All pods are running properly as you can see in the deployment status.

And as you'll see below, the healtcheck for this backend is connecting to the gRPC service (port: 32112) over HTTP2 instead of the HTTP proxy (node port 32578 according to kubectl describe svc gw-test-relaynet-internet-gateway-cogrpc) over HTTP:

$ gcloud compute backend-services describe --global --project public-gw k8s1-4ddb902c-defaul-gw-test-relaynet-internet-gate-80-01fab572 
affinityCookieTtlSec: 0
- balancingMode: RATE
  capacityScaler: 1.0
  group: https://www.googleapis.com/compute/v1/projects/public-gw/zones/europe-west2-a/networkEndpointGroups/k8s1-4ddb902c-defaul-gw-test-relaynet-internet-gate-80-01fab572
  maxRatePerEndpoint: 1.0
  drainingTimeoutSec: 0
creationTimestamp: '2020-06-29T08:43:45.264-07:00'
description: '{"kubernetes.io/service-name":"default/gw-test-relaynet-internet-gateway-cogrpc","kubernetes.io/service-port":"grpc","x-features":["HTTP2","NEG"]}'
enableCDN: false
fingerprint: tVJFuu8kHHM=
- https://www.googleapis.com/compute/v1/projects/public-gw/global/healthChecks/k8s1-4ddb902c-defaul-gw-test-relaynet-internet-gate-80-01fab572
id: '9026318342467072734'
kind: compute#backendService
loadBalancingScheme: EXTERNAL
  enable: true
name: k8s1-4ddb902c-defaul-gw-test-relaynet-internet-gate-80-01fab572
port: 32112
portName: port32112
protocol: HTTP2
selfLink: https://www.googleapis.com/compute/v1/projects/public-gw/global/backendServices/k8s1-4ddb902c-defaul-gw-test-relaynet-internet-gate-80-01fab572
sessionAffinity: NONE
timeoutSec: 30

$ gcloud compute health-checks describe --global --project public-gw k8s1-4ddb902c-defaul-gw-test-relaynet-internet-gate-80-01fab572 
checkIntervalSec: 15
creationTimestamp: '2020-06-29T08:43:42.958-07:00'
description: Default kubernetes L7 Loadbalancing health check for NEG.
healthyThreshold: 1
  portSpecification: USE_SERVING_PORT
  proxyHeader: NONE
id: '327529895999025857'
kind: compute#healthCheck
name: k8s1-4ddb902c-defaul-gw-test-relaynet-internet-gate-80-01fab572
selfLink: https://www.googleapis.com/compute/v1/projects/public-gw/global/healthChecks/k8s1-4ddb902c-defaul-gw-test-relaynet-internet-gate-80-01fab572
timeoutSec: 15
type: HTTP2
unhealthyThreshold: 2
Gatsby-Lee commented 4 years ago

I was wrong.

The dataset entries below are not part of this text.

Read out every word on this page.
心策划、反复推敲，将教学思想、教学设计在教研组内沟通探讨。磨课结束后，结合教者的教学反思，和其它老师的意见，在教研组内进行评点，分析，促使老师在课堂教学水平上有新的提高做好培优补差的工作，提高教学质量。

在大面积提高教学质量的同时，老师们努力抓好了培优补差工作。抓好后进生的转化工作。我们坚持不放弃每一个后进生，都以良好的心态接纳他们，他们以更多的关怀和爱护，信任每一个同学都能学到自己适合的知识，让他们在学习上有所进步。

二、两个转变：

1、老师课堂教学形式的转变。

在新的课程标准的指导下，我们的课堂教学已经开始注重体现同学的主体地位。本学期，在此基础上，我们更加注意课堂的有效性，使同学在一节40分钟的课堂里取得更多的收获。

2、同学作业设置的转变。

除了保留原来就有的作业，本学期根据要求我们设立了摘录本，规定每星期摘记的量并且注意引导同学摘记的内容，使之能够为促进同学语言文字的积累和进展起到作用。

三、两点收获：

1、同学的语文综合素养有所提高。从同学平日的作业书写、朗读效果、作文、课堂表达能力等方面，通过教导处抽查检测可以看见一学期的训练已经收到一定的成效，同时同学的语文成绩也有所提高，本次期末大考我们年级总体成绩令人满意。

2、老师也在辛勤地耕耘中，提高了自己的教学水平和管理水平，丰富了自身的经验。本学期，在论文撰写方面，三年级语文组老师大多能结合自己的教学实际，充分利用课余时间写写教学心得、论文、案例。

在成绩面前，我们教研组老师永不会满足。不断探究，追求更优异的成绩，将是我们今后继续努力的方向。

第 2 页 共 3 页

I don't think setting healthcheck through Backendconfig works. Ingress can use custom healthcheck only if Service exists before Ingress knows about the Service.

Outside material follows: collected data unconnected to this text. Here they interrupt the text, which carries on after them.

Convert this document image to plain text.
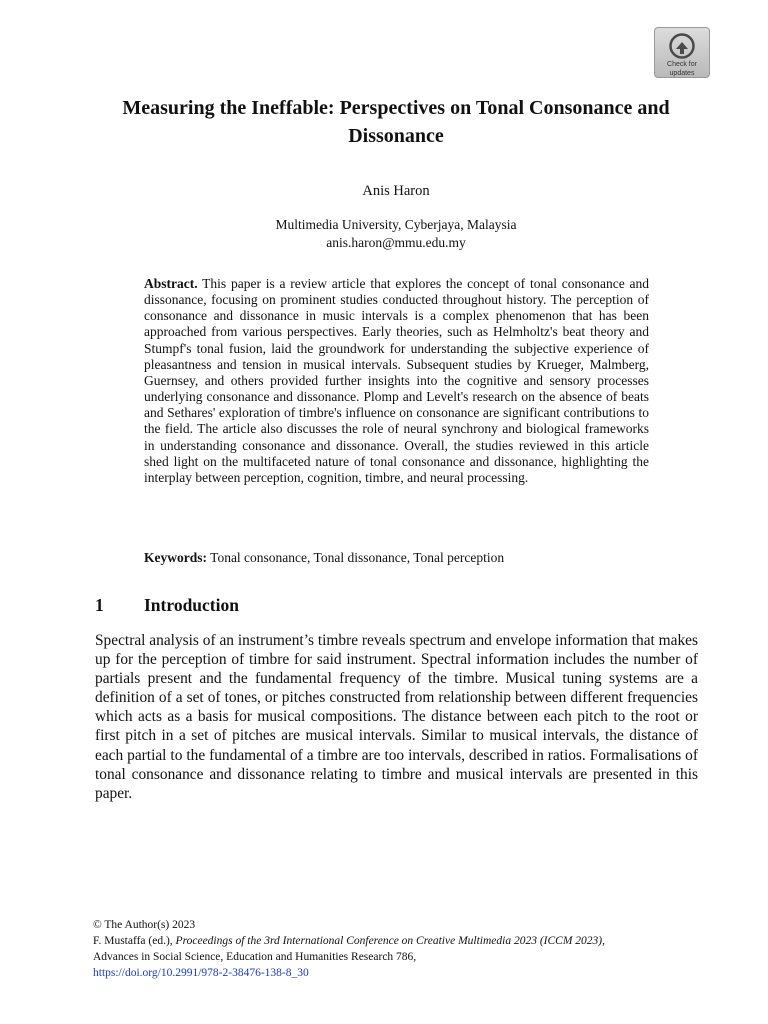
Check for
updates
Measuring the Ineffable: Perspectives on Tonal Consonance and Dissonance
Anis Haron
Multimedia University, Cyberjaya, Malaysia
anis.haron@mmu.edu.my

Abstract. This paper is a review article that explores the concept of tonal consonance and dissonance, focusing on prominent studies conducted throughout history. The perception of consonance and dissonance in music intervals is a complex phenomenon that has been approached from various perspectives. Early theories, such as Helmholtz's beat theory and Stumpf's tonal fusion, laid the groundwork for understanding the subjective experience of pleasantness and tension in musical intervals. Subsequent studies by Krueger, Malmberg, Guernsey, and others provided further insights into the cognitive and sensory processes underlying consonance and dissonance. Plomp and Levelt's research on the absence of beats and Sethares' exploration of timbre's influence on consonance are significant contributions to the field. The article also discusses the role of neural synchrony and biological frameworks in understanding consonance and dissonance. Overall, the studies reviewed in this article shed light on the multifaceted nature of tonal consonance and dissonance, highlighting the interplay between perception, cognition, timbre, and neural processing.

Keywords: Tonal consonance, Tonal dissonance, Tonal perception
1 Introduction

Spectral analysis of an instrument’s timbre reveals spectrum and envelope information that makes up for the perception of timbre for said instrument. Spectral information includes the number of partials present and the fundamental frequency of the timbre. Musical tuning systems are a definition of a set of tones, or pitches constructed from relationship between different frequencies which acts as a basis for musical compositions. The distance between each pitch to the root or first pitch in a set of pitches are musical intervals. Similar to musical intervals, the distance of each partial to the fundamental of a timbre are too intervals, described in ratios. Formalisations of tonal consonance and dissonance relating to timbre and musical intervals are presented in this paper.

© The Author(s) 2023
F. Mustaffa (ed.), Proceedings of the 3rd International Conference on Creative Multimedia 2023 (ICCM 2023),
Advances in Social Science, Education and Humanities Research 786,
https://doi.org/10.2991/978-2-38476-138-8_30
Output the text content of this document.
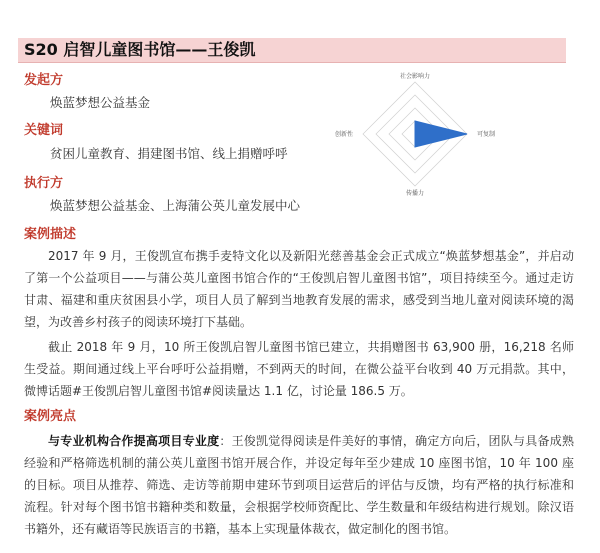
S20 启智儿童图书馆——王俊凯
发起方
焕蓝梦想公益基金
关键词
贫困儿童教育、捐建图书馆、线上捐赠呼呼
执行方
焕蓝梦想公益基金、上海蒲公英儿童发展中心
案例描述
2017 年 9 月，王俊凯宣布携手麦特文化以及新阳光慈善基金会正式成立“焕蓝梦想基金”，并启动了第一个公益项目——与蒲公英儿童图书馆合作的“王俊凯启智儿童图书馆”，项目持续至今。通过走访甘肃、福建和重庆贫困县小学，项目人员了解到当地教育发展的需求，感受到当地儿童对阅读环境的渴望，为改善乡村孩子的阅读环境打下基础。
截止 2018 年 9 月，10 所王俊凯启智儿童图书馆已建立，共捐赠图书 63,900 册，16,218 名师生受益。期间通过线上平台呼吁公益捐赠，不到两天的时间，在微公益平台收到 40 万元捐款。其中，微博话题#王俊凯启智儿童图书馆#阅读量达 1.1 亿，讨论量 186.5 万。
案例亮点
与专业机构合作提高项目专业度：王俊凯觉得阅读是件美好的事情，确定方向后，团队与具备成熟经验和严格筛选机制的蒲公英儿童图书馆开展合作，并设定每年至少建成 10 座图书馆，10 年 100 座的目标。项目从推荐、筛选、走访等前期申建环节到项目运营后的评估与反馈，均有严格的执行标准和流程。针对每个图书馆书籍种类和数量，会根据学校师资配比、学生数量和年级结构进行规划。除汉语书籍外，还有藏语等民族语言的书籍，基本上实现量体裁衣，做定制化的图书馆。
社会影响力
可复制
传播力
创新性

And, even if custom healthcheck works by bringing up Ingress after Service, the custom healthcheck won't work if new Pod is deployed.

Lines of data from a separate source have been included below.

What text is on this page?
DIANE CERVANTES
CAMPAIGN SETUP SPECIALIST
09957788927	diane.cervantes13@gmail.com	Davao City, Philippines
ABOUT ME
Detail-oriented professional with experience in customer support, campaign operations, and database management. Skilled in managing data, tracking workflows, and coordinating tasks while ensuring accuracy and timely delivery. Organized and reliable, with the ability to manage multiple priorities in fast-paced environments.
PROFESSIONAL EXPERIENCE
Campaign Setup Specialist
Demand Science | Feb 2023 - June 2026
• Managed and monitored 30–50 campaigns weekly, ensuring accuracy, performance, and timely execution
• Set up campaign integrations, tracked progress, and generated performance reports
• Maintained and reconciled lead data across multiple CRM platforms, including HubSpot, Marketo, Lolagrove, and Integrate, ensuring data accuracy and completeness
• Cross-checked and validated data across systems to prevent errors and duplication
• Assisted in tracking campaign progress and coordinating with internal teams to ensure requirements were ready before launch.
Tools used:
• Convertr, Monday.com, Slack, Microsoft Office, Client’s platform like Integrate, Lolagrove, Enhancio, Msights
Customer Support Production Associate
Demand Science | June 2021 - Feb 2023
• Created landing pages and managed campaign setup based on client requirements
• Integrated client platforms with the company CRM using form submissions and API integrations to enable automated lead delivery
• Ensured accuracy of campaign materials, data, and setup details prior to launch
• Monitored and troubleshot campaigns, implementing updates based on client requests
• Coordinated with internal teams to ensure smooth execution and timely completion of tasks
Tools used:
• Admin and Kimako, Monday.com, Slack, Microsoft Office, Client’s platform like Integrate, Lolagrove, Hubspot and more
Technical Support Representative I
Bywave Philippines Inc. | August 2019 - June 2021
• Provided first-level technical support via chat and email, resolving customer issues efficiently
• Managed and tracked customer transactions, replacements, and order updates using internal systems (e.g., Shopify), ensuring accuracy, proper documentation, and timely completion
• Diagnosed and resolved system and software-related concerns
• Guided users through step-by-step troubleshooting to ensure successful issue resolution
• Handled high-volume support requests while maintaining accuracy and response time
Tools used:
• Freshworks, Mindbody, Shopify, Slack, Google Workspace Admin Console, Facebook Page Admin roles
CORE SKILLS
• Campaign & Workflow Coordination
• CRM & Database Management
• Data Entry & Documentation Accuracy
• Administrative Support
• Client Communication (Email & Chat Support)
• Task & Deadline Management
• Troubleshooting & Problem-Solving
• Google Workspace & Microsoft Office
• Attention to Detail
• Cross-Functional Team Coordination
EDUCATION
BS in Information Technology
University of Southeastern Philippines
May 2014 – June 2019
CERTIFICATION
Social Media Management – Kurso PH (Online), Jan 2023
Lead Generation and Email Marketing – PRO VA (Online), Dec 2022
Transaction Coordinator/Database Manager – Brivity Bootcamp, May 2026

This is what @nicksardo explained before in different msg thread.

BTW, ingress doesn't have to be removed to use custom healthcheck. if Service info is removed from Ingress and added back again, then Ingress uses custom healthcheck again. (But, we can't do this on prod) lol

dpkirchner commented 4 years ago

This feature has not rollout out yet, but will be available in the next release (1.17.6-gke.7) next week, which the exception of port configuration. That will require a bug fix that should roll out a few weeks after. Additionally, this feature won't be available in 1.16 clusters until about a month after it has been released in 1.17.

May I suggest/request adding this to the Feature Comparison table at https://cloud.google.com/kubernetes-engine/docs/how-to/ingress-features ? I see custom health checks are marked as being in beta (for Internal Ingress[1]), but there's no version number so it's not clear how to "activate" the beta feature.

[1] I assume this includes ingresses used for IAP given the healthCheck attribute doesn't have an effect in BackendConfigs used there.

christopherdbull commented 2 years ago

Is there any reason why we can't set the Host header with the BackendConfig CRD?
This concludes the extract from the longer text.